Cybercriminalité : un Centre National de Cybersécurité pour traquer les délinquants du Net

A partir d'un clavier et d'un écran, ils vident des comptes en banque, ils arnaquent, ils diffament, ils volent des identités : les cybercriminels commettent toutes sortes d'infractions. En effet, la réalité est que nous sommes témoins d'une nouvelle forme de délinquance liée au développement de Technologie de l'information et de la communication (TIC).



Cybercriminalité : un Centre National de Cybersécurité pour traquer les délinquants du Net

Le Sénégal abrite du 24 au 27 mars une conférence internationale sur la cybercriminalité. Porté par le programme Glacy (Global Action on cybercrime), le projet est conçu pour le pragmatisme de la mise en œuvre de la convention de Budapest sur le cybercrime. Cette convention est le cadre de référence pour lutter contre ce phénomène à l'échelle mondial.


Aujourd'hui l'internet compte prés de 2, 5 milliards d'utilisateurs, un nombre qui est amené à doubler en 2O2O. Selon le représentant de l'Union Européenne, Marc Boucet, « cette dépendance croissante vis-à-vis des TIC est associée à une vulnérabilité potentielle face aux menaces de la cybercriminalité. Si le pays ne peut pas protéger les citoyens et leur fournir un environnement internet sûr et sécurisé, nous ne serons pas en mesure de tirer profit de cette cyberéconomie ».

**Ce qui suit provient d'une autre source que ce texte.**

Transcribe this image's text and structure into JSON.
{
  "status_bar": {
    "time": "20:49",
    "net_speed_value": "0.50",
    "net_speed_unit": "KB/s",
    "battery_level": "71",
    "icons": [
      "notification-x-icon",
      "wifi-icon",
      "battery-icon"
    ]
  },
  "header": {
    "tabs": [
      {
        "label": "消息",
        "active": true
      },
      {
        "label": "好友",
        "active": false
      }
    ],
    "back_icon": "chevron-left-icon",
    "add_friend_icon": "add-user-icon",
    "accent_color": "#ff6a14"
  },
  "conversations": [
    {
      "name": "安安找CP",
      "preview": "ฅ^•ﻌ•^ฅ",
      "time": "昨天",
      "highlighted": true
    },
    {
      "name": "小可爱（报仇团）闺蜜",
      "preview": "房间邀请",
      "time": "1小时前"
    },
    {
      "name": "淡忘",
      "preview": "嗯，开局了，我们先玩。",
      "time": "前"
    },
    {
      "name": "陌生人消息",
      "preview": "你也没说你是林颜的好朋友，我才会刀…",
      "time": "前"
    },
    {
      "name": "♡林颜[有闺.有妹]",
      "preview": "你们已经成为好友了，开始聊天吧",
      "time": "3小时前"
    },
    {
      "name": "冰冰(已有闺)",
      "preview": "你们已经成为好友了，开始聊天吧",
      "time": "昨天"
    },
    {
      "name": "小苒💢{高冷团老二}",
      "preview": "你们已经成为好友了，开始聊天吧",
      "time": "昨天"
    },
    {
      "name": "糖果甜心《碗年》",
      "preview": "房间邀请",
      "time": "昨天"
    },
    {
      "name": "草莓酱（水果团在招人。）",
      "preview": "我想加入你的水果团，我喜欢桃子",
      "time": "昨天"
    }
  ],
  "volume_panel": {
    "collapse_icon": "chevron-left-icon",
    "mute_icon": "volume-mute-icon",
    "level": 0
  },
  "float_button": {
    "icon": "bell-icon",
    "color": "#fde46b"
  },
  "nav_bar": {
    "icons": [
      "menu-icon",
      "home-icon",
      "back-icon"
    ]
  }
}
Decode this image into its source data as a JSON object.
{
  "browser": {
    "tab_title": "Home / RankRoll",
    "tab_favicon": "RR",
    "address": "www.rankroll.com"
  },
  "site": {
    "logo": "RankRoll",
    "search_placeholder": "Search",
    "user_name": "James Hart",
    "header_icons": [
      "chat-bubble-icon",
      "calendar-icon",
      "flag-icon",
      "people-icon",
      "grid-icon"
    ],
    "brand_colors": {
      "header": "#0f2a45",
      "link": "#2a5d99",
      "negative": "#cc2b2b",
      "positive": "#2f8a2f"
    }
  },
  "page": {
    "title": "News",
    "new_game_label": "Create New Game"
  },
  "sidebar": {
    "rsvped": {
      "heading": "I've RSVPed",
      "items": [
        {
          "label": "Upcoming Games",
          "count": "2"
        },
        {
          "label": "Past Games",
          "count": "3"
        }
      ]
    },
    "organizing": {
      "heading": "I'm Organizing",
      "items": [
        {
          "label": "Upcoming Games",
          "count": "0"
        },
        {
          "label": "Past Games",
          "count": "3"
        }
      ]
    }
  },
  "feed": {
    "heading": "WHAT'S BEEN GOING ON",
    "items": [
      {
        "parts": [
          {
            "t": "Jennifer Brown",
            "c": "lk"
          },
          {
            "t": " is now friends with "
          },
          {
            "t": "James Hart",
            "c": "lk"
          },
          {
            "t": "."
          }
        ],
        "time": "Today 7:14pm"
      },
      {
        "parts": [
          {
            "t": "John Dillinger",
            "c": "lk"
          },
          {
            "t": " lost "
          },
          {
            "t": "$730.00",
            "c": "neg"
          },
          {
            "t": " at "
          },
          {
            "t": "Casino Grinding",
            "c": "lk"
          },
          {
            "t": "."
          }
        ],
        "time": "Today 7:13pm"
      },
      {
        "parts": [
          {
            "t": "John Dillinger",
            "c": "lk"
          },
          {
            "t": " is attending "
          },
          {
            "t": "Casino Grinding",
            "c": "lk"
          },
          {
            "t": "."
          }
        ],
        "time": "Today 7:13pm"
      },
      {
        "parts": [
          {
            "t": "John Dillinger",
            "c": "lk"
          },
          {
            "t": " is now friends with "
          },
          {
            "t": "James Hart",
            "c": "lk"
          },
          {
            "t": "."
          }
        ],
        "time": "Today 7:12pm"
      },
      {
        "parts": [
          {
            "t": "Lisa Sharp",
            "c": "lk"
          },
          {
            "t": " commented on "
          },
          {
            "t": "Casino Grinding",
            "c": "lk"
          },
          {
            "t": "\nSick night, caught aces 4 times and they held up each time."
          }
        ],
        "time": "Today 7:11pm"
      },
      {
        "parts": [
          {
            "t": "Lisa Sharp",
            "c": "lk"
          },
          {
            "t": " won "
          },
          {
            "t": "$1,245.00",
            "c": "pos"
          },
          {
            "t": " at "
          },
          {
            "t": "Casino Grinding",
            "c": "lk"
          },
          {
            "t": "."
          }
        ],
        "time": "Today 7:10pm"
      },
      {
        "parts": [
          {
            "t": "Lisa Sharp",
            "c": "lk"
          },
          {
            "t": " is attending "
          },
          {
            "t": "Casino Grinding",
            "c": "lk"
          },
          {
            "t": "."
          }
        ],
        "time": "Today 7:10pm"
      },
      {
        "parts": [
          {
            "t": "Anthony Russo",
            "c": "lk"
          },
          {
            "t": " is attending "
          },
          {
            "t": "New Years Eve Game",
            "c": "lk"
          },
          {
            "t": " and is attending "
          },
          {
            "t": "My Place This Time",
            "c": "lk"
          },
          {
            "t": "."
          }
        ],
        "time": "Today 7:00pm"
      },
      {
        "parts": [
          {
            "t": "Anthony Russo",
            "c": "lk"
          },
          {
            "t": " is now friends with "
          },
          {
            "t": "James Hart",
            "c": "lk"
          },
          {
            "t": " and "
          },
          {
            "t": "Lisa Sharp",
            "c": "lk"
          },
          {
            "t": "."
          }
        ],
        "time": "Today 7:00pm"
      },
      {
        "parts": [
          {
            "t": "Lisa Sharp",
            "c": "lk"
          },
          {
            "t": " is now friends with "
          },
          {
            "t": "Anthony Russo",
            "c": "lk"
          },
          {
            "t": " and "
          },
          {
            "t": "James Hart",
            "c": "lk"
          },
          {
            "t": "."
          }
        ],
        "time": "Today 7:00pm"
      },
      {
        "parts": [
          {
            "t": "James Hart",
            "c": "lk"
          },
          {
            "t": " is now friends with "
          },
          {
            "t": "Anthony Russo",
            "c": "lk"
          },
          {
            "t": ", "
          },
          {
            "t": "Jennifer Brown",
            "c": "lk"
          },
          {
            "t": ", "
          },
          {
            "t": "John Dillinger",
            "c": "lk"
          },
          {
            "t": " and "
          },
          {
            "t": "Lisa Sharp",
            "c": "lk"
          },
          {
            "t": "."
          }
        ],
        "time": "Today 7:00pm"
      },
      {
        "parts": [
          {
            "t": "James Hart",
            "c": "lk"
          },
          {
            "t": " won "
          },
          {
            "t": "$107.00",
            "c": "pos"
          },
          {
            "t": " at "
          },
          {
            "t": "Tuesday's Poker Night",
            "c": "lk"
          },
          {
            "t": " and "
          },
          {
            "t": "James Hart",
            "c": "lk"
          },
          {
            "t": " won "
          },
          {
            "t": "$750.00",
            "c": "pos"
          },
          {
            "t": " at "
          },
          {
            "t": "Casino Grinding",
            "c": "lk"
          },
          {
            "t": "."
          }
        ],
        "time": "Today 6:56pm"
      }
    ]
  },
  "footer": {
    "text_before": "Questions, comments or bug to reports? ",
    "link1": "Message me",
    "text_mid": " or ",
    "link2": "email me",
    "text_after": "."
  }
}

Pire encore, informe le représentant de l'UE, les analyses montrent que la cybercriminalité fait partie des infractions les moins répertoriées alors que les chiffres montrent une nette hausse des cas de cybercrime. Selon le ministre de l'Intérieur, Abdoulaye Daouda Diallo, le Sénégal n'échappe pas à ce phénomène planétaire et dévastateur. C'est pourquoi la question de la cybersécurité à été érigée par le gouvernement au rang des priorités.



De nos jours, il est évident que la lutte contre la cybercriminalité est devenue un défi. Particulièrement depuis que les frontières du Net sont plus aisément franchissables. De l'avis de monsieur Boucet, la caractéristique clef de la cybercriminalité est qu'elle affaiblit la sécurité et la confiance que nous avons des Tic. Les criminelles du cyberespace exploitent le vide juridique pour s'attaquer au tissu de la société. Ils utilisent aussi les Tic pour dissimuler leurs traces et rendre difficile leur localisation.
 


Le ministre Abdoulaye Daouda Diallo, annonce de nouvelles mesures à la faveur de la reforme du code pénal et du code de procédure pénale. Il donne la nouvelle de la création d'un Centre nationale de Cybersécurité, confié à l'Agence de l'Informatique de l'Etat (Adie). Selon lui s'agira d'une structure ayant compétence de lutter contre ce fléau de la cybercriminalité au Sénégal.
 


Ce projet Glacy va durer 36 mois et porte sur un budget de 3,5 millions d'Euro. Il permettra aux autorités judiciaires pénales de s'engager dans la coopération internationale en matière de cybercriminalité et de preuve électronique sur les bases de la convention de Budapest. Il aura le renforcement de compétences des juges, des moyens et organes de répressions et le partage d'informations entre autres.